Leonardo DiCaprio : ces trois rôles où il a cassé son image et nous a impressionnés
Leonardo DiCaprio est sans doute l'un des acteurs les plus polyvalents de sa génération. Il a joué pour les plus grands, dont récemment pour Paul Thomas Anderson avec UNE BATAILLE APRÈS L'AUTRE, à retrouver dès le 27 mars sur CANAL+. Des rôles marquants, avec des prises de risque énormes par moment, comme le prouve notre classement.
Bob Ferguson dans UNE BATAILLE APRÈS L'AUTRE
À tout seigneur, tout honneur, on commence par son dernier tour de force en date. Leonardo DiCaprio a beau avoir incarné des personnages bien différents, ambigus, il a toujours eu cette image de beau gosse romantique héritée de sa période TITANIC ou ROMÉO + JULIET. Une figure un brin héroïque, romanesque, complètement brisée dans UNE BATAILLE APRÈS L'AUTRE de Paul Thomas Anderson.
Loin de son statut de star, il incarne un ancien activiste révolutionnaire devenu paranoïaque, complètement paumé. C'est un père de famille usé par la vie, largué avec sa fille, physiquement abîmé. C'est un personnage habité par ses peurs et ses échecs. Il n'a rien du charisme d'un Jordan Belfort (LE LOUP DE WALL STREET) ou du courage d'un Hugh Glass (THE REVENANT), Bob Ferguson est peut-être le rôle de « héros » le moins glamour qu'il n'ait jamais incarné.

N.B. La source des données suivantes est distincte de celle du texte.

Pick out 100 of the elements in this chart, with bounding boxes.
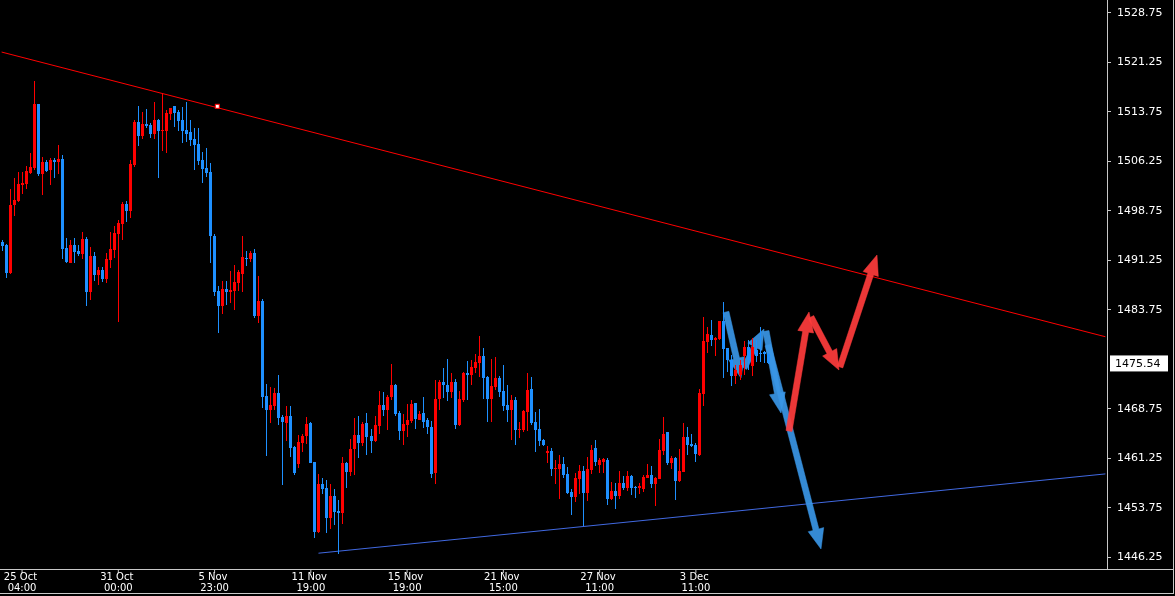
candlestick [273,387,276,411]
candlestick [285,405,288,442]
candlestick [730,354,733,387]
x-tick-label: 25 Oct 04:00 [3,571,41,593]
candlestick [269,386,272,424]
candlestick [614,482,617,510]
candlestick [506,384,509,423]
x-tick-label: 27 Nov 11:00 [580,571,619,593]
y-tick-label: 1446.25 [1117,550,1163,564]
x-tick-label: 11 Nov 19:00 [291,571,331,593]
candlestick [297,434,300,469]
candlestick [390,363,393,401]
candlestick [734,364,737,385]
candlestick [414,402,417,430]
candlestick [502,364,505,412]
candlestick [526,372,529,432]
candlestick [165,109,168,154]
x-tick-label: 21 Nov 15:00 [484,571,523,593]
candlestick [650,465,653,489]
candlestick [566,466,569,495]
candlestick [185,101,188,143]
y-tick-label: 1483.75 [1117,302,1163,316]
candlestick [510,394,513,441]
candlestick [558,454,561,500]
candlestick [466,360,469,401]
candlestick [221,280,224,315]
candlestick [402,413,405,446]
candlestick [554,459,557,485]
candlestick [686,426,689,456]
y-tick-label: 1513.75 [1117,104,1163,118]
text: 1475.54 [1115,356,1161,370]
candlestick [410,399,413,424]
candlestick [257,275,260,324]
candlestick [474,353,477,374]
candlestick [446,358,449,402]
candlestick [751,337,754,377]
y-tick-label: 1528.75 [1117,5,1163,19]
candlestick [197,127,200,166]
candlestick [630,474,633,496]
candlestick [759,326,762,363]
candlestick [161,92,164,152]
candlestick [13,177,16,217]
candlestick [743,340,746,376]
candlestick [406,403,409,438]
candlestick [125,200,128,223]
candlestick [582,465,585,527]
candlestick [710,319,713,347]
candlestick [438,379,441,411]
candlestick [482,347,485,400]
candlestick [450,372,453,399]
candlestick [382,391,385,417]
candlestick [755,339,758,363]
candlestick [153,101,156,140]
candlestick [25,165,28,190]
y-tick-label: 1506.25 [1117,154,1163,168]
candlestick [53,157,56,179]
candlestick [618,470,621,500]
candlestick [550,447,553,477]
candlestick [121,201,124,241]
candlestick [305,416,308,445]
candlestick [578,464,581,495]
candlestick [739,359,742,381]
candlestick [442,367,445,399]
candlestick [189,119,192,147]
candlestick [478,335,481,378]
candlestick [333,488,336,526]
y-tick-label: 1468.75 [1117,401,1163,415]
candlestick [233,264,236,311]
candlestick [105,252,108,284]
candlestick [41,156,44,196]
candlestick [361,421,364,447]
y-tick-label: 1498.75 [1117,203,1163,217]
candlestick [422,396,425,429]
y-tick-label: 1491.25 [1117,253,1163,267]
candlestick [490,358,493,423]
y-tick-label: 1461.25 [1117,451,1163,465]
x-tick-label: 15 Nov 19:00 [387,571,427,593]
candlestick [747,339,750,371]
candlestick [345,461,348,489]
x-tick-label: 31 Oct 00:00 [100,571,137,593]
candlestick [574,472,577,503]
candlestick [177,109,180,132]
candlestick [626,470,629,492]
candlestick [365,412,368,456]
candlestick [674,456,677,501]
candlestick [370,428,373,454]
candlestick [337,499,340,555]
x-tick-label: 3 Dec 11:00 [679,571,712,593]
candlestick [470,359,473,386]
candlestick [49,157,52,186]
candlestick [137,105,140,147]
candlestick [245,250,248,267]
candlestick [353,417,356,476]
candlestick [73,237,76,264]
candlestick [241,235,244,293]
candlestick [594,439,597,467]
candlestick [225,280,228,306]
candlestick [17,171,20,203]
candlestick [181,106,184,144]
candlestick [538,408,541,447]
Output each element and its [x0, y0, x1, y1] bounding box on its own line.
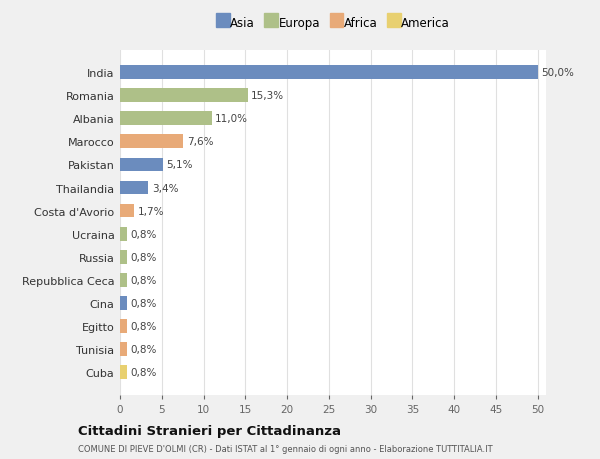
Bar [120, 227, 127, 241]
Text: 3,4%: 3,4% [152, 183, 178, 193]
Text: 0,8%: 0,8% [130, 367, 157, 377]
Bar [120, 342, 127, 356]
Bar [120, 319, 127, 333]
Bar [120, 273, 127, 287]
Bar [120, 135, 184, 149]
Text: 0,8%: 0,8% [130, 275, 157, 285]
Bar [120, 66, 538, 80]
Text: 50,0%: 50,0% [541, 68, 574, 78]
Bar [120, 89, 248, 103]
Text: 0,8%: 0,8% [130, 344, 157, 354]
Bar [120, 296, 127, 310]
Text: 0,8%: 0,8% [130, 229, 157, 239]
Text: 0,8%: 0,8% [130, 298, 157, 308]
Text: 15,3%: 15,3% [251, 91, 284, 101]
Text: Cittadini Stranieri per Cittadinanza: Cittadini Stranieri per Cittadinanza [78, 425, 341, 437]
Text: 0,8%: 0,8% [130, 321, 157, 331]
Text: 11,0%: 11,0% [215, 114, 248, 124]
Legend: Asia, Europa, Africa, America: Asia, Europa, Africa, America [214, 15, 452, 33]
Text: 7,6%: 7,6% [187, 137, 214, 147]
Text: 1,7%: 1,7% [137, 206, 164, 216]
Bar [120, 112, 212, 126]
Bar [120, 365, 127, 379]
Bar [120, 158, 163, 172]
Text: 5,1%: 5,1% [166, 160, 193, 170]
Text: COMUNE DI PIEVE D'OLMI (CR) - Dati ISTAT al 1° gennaio di ogni anno - Elaborazio: COMUNE DI PIEVE D'OLMI (CR) - Dati ISTAT… [78, 444, 493, 453]
Bar [120, 181, 148, 195]
Bar [120, 250, 127, 264]
Bar [120, 204, 134, 218]
Text: 0,8%: 0,8% [130, 252, 157, 262]
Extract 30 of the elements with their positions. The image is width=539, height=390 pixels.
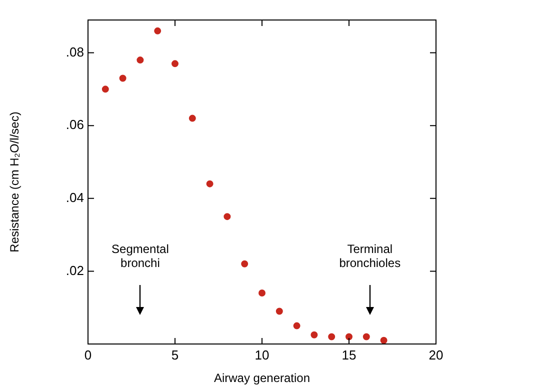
y-tick-label: .02 [66,262,84,278]
annotation: Terminal bronchioles [339,242,401,270]
point [206,180,214,188]
point [154,27,162,34]
y-tick-label: .08 [66,44,84,60]
point [136,56,144,64]
x-tick-label: 5 [171,347,179,362]
x-tick-label: 15 [342,347,356,362]
point [276,308,283,315]
point [172,60,178,68]
point [241,260,248,268]
point [188,114,196,122]
y-tick-label: .06 [66,117,84,132]
point [310,331,318,338]
y-axis-title: Resistance (cm H₂O/l/sec) [8,112,22,252]
x-tick-label: 20 [428,347,444,362]
point [102,86,109,93]
point [258,290,266,297]
point [328,333,336,340]
x-axis-title: Airway generation [214,371,310,386]
point [119,74,126,82]
point [224,213,231,220]
point [362,333,370,340]
point [293,322,300,330]
point [346,333,352,340]
x-tick-label: 0 [84,347,92,362]
x-tick-label: 10 [254,347,270,362]
y-tick-label: .04 [66,190,84,205]
point [380,336,388,344]
annotation: Segmental bronchi [112,242,169,270]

Le rôle éponyme dans J. EDGAR
En 2012, Leonardo DiCaprio incarne devant la caméra de Clint Eastwood une figure de l'autorité américaine, J. Edgar Hoover. Un homme secret, froid, autoritaire, puissant, craint et admiré. L'acteur tient l'un de ses rôles les plus sombres à cet instant, qui ne provoque quasiment aucune compassion du public, voire la désapprobation du FBI.
Léo métamorphose son jeu, mais également son physique. Faux nez, prothèses dentaires, perruques, lentilles, corset en latex pour épaissir sa silhouette… il passe des heures au maquillage, la temporalité du film nécessitant de le voir vieillir au fil des scènes. C'est un rôle éprouvant, exigeant et le comédien sait qu'il déstabilisera ses fans, tant il semble aux antipodes de son image publique.
Calvin Candie dans DJANGO UNCHAINED
Depuis son éclosion à Hollywood avec TITANIC, on a pu moquer DiCaprio pour sa propension à chercher le rôle qui va marquer les esprits et les cérémonies de remise de prix. Comme s'il voulait absolument obtenir la reconnaissance de ses pairs dans chacun de ses choix de carrière. Et même lorsqu'il joue l'antagoniste comme dans L'HOMME AU MASQUE DE FER, il y a encore son pendant « bon » pour veiller à sa popularité.

Pourtant, en acceptant le rôle de Calvin Candie dans le DJANGO UNCHAINED de Quentin Tarantino, l'acteur fait une concession : celle de ne pas avoir ou de partager le premier rôle. Pire, il est une figure malveillante absolue, sans ambiguïté. Un esclavagiste sadique cherchant le divertissement dans le sang de ses esclaves. Un rôle si cruel que Léo a eu du mal à lire son texte lors des répétitions. Pourtant, on ne peut nier qu'il l'a incarné avec perfection, peut-être justement parce qu'il semblait comme « libéré » du poids de la couronne dévolue à la tête d'affiche. Une forme de légèreté dans la dureté du méchant de service. On espère le revoir dans ce genre de proposition à l'avenir.